Question -
Let $x, y, z$ be non-negative real numbers which satisfies $x+y+z=1$. Prove that $$ \sqrt{x+\frac{(y-z)^{2}}{12}}+\sqrt{y+\frac{(z-x)^{2}}{12}}+\sqrt{z+\frac{(x-y)^{2}}{12}} \leq \sqrt{3} $$
My work -
First, I tried to simplify this and then now I need to prove that $\sqrt{12x+(y-z)^2}+\sqrt{12y+(z-x)^2}+\sqrt{12z+(x-y)^2} < 6 $ which I can't prove.

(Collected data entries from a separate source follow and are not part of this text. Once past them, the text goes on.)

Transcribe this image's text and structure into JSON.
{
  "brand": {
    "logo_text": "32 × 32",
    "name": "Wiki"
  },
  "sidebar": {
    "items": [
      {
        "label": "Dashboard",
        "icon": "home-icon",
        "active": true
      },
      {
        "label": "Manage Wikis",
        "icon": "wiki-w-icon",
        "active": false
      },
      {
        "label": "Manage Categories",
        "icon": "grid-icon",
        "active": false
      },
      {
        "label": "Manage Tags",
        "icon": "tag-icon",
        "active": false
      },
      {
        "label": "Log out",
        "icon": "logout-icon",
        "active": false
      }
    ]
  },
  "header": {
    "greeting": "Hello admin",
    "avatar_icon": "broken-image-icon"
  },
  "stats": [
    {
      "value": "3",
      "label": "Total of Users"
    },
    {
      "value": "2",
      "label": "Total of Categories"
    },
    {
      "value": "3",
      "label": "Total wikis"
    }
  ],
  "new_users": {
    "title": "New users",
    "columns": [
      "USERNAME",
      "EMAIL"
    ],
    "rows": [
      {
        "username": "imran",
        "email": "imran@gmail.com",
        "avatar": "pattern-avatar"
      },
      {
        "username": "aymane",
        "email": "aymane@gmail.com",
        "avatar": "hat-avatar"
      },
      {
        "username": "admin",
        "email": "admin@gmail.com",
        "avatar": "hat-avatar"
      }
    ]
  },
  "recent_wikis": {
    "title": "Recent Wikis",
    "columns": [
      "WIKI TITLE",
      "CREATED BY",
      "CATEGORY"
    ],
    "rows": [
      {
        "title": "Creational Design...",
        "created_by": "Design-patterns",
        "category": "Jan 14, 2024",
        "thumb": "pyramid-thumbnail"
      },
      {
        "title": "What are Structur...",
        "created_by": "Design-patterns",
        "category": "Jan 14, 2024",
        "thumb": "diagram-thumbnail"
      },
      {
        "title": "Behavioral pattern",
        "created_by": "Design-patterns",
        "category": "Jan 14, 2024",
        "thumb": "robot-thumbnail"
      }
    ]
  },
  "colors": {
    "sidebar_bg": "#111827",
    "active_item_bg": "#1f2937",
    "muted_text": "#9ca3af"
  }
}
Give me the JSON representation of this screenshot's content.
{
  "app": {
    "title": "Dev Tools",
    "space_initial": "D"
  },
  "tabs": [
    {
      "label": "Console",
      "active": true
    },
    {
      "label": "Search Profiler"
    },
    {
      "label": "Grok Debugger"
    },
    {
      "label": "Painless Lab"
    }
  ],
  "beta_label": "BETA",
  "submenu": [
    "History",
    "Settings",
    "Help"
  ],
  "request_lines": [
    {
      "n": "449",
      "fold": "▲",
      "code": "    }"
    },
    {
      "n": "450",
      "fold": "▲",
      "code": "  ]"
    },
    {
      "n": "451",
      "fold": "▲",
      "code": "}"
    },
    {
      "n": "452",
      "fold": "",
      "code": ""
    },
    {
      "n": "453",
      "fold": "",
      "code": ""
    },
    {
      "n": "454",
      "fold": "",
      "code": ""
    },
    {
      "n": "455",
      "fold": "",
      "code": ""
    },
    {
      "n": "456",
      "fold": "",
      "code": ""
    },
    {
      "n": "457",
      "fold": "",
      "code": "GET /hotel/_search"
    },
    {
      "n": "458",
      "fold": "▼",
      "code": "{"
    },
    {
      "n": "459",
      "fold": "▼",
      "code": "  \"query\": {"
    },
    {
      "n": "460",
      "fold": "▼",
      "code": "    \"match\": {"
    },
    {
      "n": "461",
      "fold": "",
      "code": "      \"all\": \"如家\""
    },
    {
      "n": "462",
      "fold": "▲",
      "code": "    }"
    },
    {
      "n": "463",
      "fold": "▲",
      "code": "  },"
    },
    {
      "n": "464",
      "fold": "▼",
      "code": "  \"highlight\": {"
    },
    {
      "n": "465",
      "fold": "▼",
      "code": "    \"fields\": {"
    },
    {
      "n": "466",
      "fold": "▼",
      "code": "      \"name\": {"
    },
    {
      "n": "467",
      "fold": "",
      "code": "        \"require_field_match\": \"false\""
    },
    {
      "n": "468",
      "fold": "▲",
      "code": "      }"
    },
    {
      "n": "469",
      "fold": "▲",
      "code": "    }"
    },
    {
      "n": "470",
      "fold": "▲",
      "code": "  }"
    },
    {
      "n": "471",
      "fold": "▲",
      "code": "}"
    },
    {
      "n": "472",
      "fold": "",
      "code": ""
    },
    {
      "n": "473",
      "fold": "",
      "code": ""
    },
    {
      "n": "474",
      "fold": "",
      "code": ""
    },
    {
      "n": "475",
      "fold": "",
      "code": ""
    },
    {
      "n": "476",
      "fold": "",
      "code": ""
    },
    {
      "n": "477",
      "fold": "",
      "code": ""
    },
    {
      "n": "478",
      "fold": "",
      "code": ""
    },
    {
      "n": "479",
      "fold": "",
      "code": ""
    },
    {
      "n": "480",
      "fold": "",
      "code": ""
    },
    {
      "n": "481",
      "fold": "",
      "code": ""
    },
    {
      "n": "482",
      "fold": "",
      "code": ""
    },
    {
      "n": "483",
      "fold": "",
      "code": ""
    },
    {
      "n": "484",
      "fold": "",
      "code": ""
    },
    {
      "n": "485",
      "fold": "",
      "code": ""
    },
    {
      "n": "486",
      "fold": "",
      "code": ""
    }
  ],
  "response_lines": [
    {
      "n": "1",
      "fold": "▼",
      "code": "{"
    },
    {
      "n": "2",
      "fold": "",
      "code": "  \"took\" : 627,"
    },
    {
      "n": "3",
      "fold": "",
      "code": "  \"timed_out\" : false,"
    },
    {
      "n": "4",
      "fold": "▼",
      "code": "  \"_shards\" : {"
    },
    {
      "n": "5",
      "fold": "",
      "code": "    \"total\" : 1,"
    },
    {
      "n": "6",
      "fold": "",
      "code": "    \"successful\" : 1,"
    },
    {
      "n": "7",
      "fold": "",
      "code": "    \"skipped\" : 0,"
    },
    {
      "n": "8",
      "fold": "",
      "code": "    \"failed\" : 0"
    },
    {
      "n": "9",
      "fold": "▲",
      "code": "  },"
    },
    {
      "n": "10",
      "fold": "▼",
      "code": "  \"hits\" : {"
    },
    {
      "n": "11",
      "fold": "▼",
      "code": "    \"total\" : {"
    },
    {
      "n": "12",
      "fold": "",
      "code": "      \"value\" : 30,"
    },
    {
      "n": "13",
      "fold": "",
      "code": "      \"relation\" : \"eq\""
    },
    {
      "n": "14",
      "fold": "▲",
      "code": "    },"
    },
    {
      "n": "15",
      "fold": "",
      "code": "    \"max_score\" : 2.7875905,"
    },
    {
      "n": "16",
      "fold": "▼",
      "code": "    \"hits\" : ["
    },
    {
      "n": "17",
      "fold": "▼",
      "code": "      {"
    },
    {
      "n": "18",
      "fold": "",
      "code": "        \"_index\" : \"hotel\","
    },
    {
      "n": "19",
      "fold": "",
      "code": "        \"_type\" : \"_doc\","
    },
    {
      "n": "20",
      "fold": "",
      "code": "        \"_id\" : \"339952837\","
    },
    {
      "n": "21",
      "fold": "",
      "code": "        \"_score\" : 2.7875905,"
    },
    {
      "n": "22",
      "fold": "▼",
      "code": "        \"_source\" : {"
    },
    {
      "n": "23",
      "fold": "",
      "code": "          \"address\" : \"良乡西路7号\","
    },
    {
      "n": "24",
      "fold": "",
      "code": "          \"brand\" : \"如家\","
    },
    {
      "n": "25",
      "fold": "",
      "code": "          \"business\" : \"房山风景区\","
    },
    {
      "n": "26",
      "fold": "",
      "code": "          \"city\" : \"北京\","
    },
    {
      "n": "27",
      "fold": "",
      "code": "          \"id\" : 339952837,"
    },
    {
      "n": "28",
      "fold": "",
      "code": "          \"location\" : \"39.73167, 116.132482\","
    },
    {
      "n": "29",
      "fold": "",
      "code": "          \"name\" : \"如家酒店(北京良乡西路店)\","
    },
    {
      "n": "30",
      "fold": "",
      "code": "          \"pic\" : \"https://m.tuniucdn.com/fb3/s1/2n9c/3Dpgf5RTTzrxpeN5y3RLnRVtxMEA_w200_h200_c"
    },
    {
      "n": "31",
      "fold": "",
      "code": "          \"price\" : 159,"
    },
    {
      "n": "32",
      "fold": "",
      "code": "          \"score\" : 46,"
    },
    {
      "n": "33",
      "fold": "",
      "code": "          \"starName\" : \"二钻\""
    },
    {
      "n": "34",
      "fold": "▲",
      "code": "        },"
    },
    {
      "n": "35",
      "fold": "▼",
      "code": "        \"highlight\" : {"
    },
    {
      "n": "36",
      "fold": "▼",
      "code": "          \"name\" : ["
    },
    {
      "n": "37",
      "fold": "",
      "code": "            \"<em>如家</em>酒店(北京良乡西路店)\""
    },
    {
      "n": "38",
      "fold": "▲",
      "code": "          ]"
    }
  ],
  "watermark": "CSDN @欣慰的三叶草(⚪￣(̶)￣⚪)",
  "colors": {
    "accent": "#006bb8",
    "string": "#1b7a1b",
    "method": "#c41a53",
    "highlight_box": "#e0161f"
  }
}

Then i tried jensen for $f(x)=\sqrt{x}$ and taking weights as $x,y,z$ but it also does not work.
any hints?
thankyou
Since $\frac{1}{12}<\frac{1}{8},$ it's enough to prove that: $$\sum_{cyc}\sqrt{x+\frac{(y-z)^2}{8}}\leq\sqrt3.$$ Now, by C-S $$\left(\sum_{cyc}\sqrt{x+\frac{(y-z)^2}{8}}\right)^2\leq\sum_{cyc}\frac{x+\frac{(y-z)^2}{8}}{2x+y+z}\sum_{cyc}(2x+y+z)=\sum_{cyc}\frac{4x+\frac{(y-z)^2}{2}}{2x+y+z}$$ and it's enough to prove that $$\sum_{cyc}\frac{4x+\frac{(y-z)^2}{2}}{2x+y+z}\leq3$$ or $$\sum_{cyc}\frac{8x(x+y+z)+(y-z)^2}{2x+y+z}\leq6(x+y+z)$$ or $$\sum_{cyc}\left(6x-\frac{8x(x+y+z)+(y-z)^2}{2x+y+z}\right)\geq0$$ or $$\sum_{cyc}\frac{4x^2-y^2-z^2-2xy-2xz+2yz}{2x+y+z}\geq0$$ or $$\sum_{cyc}\frac{(x-y)(2x+y-z)-(z-x)(2x+z-y)}{2x+y+z}\geq0$$ or $$\sum_{cyc}(x-y)\left(\frac{2x+y-z}{2x+y+z}-\frac{2y+x-z}{2y+x+z}\right)\geq0$$ or $$\sum_{cyc}(x-y)^2z(x+y)(2z+x+y)\geq0$$ and we are done!